Aileme çok şey borçluyum

Güncelleme Tarihi:

Aileme çok şey borçluyum
Oluşturulma Tarihi: Ekim 18, 2007 19:41

Münih'te kurduğu Foodmanegement firmasıyla kısa sürede üne kavuşan Cengiz Şenkaya isimli Türk genci, başarısını disiplinli çalışmaya ve kendisine her türlü desteği veren ailesine borçlu olduğunu söylüyor.

Haberin Devamı

TELEVİZYONLARIN ekonomi bölümlerinde sıfırdan başlayan girişimcileri örnek teşkil edecek şekilde tanıtan programlar olur. Almanca adıyla 'Existenzgründer', yani kendi işini kuran anlamında, bu programların çok önemli bir tanıtım modelidir. Cengiz Şenkaya'yı böyle programların birinde görüyorum. Oldukça sempatik, ne yaptığını, ilerde ne yapmak istediğini, neler hayal edebileceğini rahatlıkla anlatıyor televizyon kameralarına. Yer kapmanın oldukça zor olduğu yiyecek içecek sektöründe faaliyet gösteren Şenkaya, başarılı bir 'Existenzgründer' olarak tanıtılırken çok titiz ve dakik olması vurgulanıyor. Un mamülleri sattığı iki şubesi ve dışarıdan yiyecek içecek servisi yaptığı ofisler arasında mekik dokuyan Şenkaya, yaratıcı özelliği sayesinde çevresinde kısa zamanda tutulduğuna işaret ediliyor.

Ertesi gün, sağolsun 'Google', cep telefonundan hemen ulaşıyorum Cengiz Şenkaya'ya, buyurun gelin tanışalım diyor. Kahve çay arasında sohbet ediyoruz: '1976 yılında dükkanın bulunduğu bu semtte dünyaya geldim. O yüzden semt sakinlerinin çoğunu tanırım.'. Çünkü arı kovanı gibi işleyen dükkana giren hemen hemen her ikinci müşteriyi Şenkaya'nın ön ismiyle selamlayıp kısaca hal hatır sorması merakımızı uyandırıyor. 'Komşuluk bağlarımız çok iyiydi. 2004 yılında bu işyerini devir alınca diyalog iyice gelişti.
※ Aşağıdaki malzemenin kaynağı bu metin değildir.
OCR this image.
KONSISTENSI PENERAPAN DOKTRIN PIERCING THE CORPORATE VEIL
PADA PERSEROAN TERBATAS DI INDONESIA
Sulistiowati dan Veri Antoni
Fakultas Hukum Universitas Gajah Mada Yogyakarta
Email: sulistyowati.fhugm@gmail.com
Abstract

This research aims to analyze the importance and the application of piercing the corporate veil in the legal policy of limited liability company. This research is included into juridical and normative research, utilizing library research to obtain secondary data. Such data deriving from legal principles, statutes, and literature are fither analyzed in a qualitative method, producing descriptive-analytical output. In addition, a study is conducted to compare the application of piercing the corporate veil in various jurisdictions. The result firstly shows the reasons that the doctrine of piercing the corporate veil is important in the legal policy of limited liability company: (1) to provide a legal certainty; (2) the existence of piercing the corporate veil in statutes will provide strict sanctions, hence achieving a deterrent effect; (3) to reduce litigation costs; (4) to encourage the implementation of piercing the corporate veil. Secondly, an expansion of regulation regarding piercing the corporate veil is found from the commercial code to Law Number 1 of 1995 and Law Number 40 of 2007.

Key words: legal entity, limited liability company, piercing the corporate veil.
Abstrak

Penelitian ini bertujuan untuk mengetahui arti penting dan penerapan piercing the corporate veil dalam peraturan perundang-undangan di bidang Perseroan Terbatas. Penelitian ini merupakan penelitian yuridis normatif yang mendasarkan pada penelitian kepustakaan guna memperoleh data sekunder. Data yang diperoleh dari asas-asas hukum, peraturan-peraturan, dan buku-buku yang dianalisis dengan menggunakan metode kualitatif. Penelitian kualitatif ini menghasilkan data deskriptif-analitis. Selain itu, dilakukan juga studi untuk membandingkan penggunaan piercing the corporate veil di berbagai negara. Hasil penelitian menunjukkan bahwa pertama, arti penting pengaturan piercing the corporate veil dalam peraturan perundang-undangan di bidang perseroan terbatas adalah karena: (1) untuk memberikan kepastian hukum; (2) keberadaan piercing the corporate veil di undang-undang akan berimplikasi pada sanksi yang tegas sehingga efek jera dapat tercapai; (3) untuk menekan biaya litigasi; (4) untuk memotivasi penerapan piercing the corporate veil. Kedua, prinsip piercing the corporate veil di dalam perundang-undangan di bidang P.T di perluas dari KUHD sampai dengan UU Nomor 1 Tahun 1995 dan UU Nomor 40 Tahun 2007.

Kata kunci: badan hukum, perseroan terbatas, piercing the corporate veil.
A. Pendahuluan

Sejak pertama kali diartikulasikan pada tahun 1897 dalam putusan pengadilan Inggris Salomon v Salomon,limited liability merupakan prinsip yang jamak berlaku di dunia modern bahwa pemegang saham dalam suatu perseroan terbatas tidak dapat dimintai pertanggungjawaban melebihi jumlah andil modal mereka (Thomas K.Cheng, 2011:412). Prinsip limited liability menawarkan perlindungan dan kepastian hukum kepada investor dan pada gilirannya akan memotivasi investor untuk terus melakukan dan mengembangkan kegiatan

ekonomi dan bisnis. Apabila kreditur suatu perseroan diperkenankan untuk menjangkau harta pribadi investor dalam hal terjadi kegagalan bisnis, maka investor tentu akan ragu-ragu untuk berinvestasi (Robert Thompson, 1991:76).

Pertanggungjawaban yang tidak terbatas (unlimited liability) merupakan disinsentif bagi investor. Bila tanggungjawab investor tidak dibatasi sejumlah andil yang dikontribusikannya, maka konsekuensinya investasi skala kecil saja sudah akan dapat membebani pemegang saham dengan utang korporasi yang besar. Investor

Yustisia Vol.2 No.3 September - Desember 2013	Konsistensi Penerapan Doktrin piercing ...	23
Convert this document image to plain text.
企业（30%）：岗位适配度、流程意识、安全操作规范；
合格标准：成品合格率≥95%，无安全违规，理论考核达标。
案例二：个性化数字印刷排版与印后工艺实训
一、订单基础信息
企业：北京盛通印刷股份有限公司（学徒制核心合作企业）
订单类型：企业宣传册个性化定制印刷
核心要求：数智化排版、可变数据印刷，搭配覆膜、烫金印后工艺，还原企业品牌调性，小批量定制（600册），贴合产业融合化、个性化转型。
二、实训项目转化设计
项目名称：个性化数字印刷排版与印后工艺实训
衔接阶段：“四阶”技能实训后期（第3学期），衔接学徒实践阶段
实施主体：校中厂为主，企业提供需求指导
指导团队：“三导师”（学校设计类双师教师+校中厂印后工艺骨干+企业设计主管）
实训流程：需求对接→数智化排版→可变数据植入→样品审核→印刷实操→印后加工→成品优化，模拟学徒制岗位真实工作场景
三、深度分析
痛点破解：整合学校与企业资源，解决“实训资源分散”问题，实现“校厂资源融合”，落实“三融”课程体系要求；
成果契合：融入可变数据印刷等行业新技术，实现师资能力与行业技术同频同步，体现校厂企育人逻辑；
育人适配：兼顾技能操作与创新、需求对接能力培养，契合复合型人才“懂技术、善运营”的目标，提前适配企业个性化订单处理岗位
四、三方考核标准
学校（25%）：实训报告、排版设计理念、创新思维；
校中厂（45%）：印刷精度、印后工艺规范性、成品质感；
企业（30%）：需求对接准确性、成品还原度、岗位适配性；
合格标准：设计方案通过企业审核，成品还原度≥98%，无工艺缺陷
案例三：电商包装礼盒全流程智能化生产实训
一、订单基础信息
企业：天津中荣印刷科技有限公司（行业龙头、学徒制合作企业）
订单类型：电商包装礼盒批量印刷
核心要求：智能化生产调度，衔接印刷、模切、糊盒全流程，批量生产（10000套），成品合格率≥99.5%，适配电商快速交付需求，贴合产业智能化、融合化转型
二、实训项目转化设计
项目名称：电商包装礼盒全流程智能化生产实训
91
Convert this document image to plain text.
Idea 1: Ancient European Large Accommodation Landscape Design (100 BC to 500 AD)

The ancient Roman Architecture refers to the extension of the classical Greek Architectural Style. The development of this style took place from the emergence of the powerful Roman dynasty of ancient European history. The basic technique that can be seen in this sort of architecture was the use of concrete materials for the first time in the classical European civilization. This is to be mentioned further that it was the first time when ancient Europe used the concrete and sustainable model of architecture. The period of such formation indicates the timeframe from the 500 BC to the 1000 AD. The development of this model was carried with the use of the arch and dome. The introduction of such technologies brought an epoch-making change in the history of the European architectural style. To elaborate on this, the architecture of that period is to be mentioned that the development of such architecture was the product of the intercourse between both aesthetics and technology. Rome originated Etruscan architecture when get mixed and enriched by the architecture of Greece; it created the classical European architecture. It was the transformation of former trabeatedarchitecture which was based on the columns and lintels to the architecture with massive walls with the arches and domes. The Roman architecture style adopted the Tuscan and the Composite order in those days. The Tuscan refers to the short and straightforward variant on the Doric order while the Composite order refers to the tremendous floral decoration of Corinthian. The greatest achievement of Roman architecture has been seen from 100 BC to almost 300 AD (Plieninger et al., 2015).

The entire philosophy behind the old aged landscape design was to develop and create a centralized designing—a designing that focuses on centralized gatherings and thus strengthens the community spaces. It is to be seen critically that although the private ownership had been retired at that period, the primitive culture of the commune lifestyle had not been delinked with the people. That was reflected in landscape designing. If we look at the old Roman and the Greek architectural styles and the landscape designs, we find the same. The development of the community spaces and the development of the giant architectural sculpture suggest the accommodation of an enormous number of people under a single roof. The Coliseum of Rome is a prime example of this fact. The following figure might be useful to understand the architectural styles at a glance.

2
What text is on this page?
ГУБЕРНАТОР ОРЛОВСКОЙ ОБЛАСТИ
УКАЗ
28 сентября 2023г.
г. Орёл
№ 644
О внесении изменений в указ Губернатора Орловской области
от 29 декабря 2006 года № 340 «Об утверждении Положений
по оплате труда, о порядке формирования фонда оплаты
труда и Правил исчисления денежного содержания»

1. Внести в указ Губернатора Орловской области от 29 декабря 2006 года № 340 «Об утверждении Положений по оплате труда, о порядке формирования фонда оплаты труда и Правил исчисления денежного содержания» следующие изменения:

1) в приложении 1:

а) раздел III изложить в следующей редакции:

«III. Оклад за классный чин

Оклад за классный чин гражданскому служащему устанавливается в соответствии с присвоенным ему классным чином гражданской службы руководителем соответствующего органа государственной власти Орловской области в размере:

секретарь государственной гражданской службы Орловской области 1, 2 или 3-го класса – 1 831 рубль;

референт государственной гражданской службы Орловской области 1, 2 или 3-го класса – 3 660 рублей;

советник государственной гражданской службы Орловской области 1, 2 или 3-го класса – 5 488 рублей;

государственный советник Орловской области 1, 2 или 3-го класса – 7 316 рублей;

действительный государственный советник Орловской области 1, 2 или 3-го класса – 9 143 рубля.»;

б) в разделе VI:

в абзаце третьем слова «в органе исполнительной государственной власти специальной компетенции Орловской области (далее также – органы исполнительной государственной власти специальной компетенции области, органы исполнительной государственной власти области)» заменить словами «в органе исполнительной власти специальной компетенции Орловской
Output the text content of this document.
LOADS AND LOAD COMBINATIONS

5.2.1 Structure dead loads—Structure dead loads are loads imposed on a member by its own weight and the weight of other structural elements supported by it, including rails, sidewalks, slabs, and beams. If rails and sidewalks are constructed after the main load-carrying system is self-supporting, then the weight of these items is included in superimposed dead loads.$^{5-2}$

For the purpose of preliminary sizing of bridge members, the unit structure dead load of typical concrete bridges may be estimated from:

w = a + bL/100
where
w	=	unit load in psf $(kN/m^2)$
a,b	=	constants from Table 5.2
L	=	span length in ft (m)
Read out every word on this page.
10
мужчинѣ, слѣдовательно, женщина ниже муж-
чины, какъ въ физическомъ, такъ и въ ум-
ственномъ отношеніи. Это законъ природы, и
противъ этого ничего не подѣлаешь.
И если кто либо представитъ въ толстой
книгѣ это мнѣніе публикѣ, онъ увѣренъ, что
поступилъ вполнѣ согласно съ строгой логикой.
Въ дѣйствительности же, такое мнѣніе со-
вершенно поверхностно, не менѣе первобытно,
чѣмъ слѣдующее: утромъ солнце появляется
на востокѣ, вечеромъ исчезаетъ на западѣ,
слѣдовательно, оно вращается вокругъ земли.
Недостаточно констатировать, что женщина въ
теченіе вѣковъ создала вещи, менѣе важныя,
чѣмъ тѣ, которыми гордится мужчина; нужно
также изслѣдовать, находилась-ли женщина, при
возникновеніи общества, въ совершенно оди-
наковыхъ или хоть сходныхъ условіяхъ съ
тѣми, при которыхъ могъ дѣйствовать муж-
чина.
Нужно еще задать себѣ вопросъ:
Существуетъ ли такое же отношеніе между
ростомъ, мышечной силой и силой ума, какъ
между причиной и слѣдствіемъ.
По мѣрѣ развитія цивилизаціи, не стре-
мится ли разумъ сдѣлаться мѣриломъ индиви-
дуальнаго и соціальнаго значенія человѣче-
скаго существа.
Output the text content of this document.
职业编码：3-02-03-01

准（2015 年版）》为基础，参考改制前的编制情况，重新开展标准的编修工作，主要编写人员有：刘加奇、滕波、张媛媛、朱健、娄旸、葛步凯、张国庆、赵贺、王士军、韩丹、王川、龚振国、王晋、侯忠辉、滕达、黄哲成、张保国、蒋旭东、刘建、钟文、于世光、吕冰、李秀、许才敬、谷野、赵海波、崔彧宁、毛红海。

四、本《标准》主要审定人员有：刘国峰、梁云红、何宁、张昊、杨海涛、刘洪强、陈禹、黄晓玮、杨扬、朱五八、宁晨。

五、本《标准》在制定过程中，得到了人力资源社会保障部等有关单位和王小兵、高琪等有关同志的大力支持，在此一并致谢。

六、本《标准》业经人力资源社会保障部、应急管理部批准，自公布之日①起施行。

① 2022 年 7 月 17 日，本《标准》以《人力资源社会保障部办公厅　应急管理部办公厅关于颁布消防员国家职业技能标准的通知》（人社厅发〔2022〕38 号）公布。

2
Ben eğitimimi ekonomi hukuku konusunda tamamladım. Mezun olur olmaz büyük bir halı şirketinde çalıştım. Birkaç yıl deneyimden sonra Müllerbrot'un bir şubesine talip oldum ve orayı çalıştırırken Wimmer'den de yeni bir şube aldım. Ancak iki rakip firmanın işlerini aynı anda yürütmek mümkün olmadı. Müller bana bölge temsilciliği görevi teklif edince, şube çalıştırmayı bırakıp, bölge temsilciliği yaptım. 2002 yılında şehir idaresine bana bir dükkan yeri göstermeleri için dilekçe verdim. Uygun görüp üç yer teklif ettiler. Ben de yeni metro duraklarından birine talip oldum ve Georg Brauchle Ring üzerinde 'Backshop am Tower' isimiyle dükkan açtım. Kısa sürede tutuldu. Çevredeki büyük şirketlerin çalışanlarının öğle vakitleri hafif şeyler istediklerini farkedip onlara özgü salatalar, meyveli yoğurtlar ve meyve kokteylleri hazırladık. Bir süre sonra ofislere servis yapmamız istendi. Derken işler baya büyüdü.

KURUMLAŞMA
Sonraları çevredeki şirketlerin kendileri toplu servis yapmamı istedi. Bunun üzerine daha iyi hizmet verebilmek için Leons isminde bir firma kurdum. Çünkü kişi olarak değil de bir kurum olarak müşterilerin karşısına çıkmak, daha avantajlı gelmeye başladı. Hakikaten öyle oldu, Leons ismiyle ciddi teklifler almaya başladım. Şimdi taleplere cevap vermekle güçlük çekiyorum. Sağolsunlar bu arada ailemden büyük destek görüyorum. Annem, babam ve kardeşlerim hemen yardıma koşuyorlar. Annem, babam emekli oldu. İşlerime yardım etmekten büyük memnunluk duyuyorlar. Yakında işyerlerimizde meslek eğitimine başlıyoruz. Bizim branşta mesleği bilen yetişmiş gençlere büyük ihtiyaç var'.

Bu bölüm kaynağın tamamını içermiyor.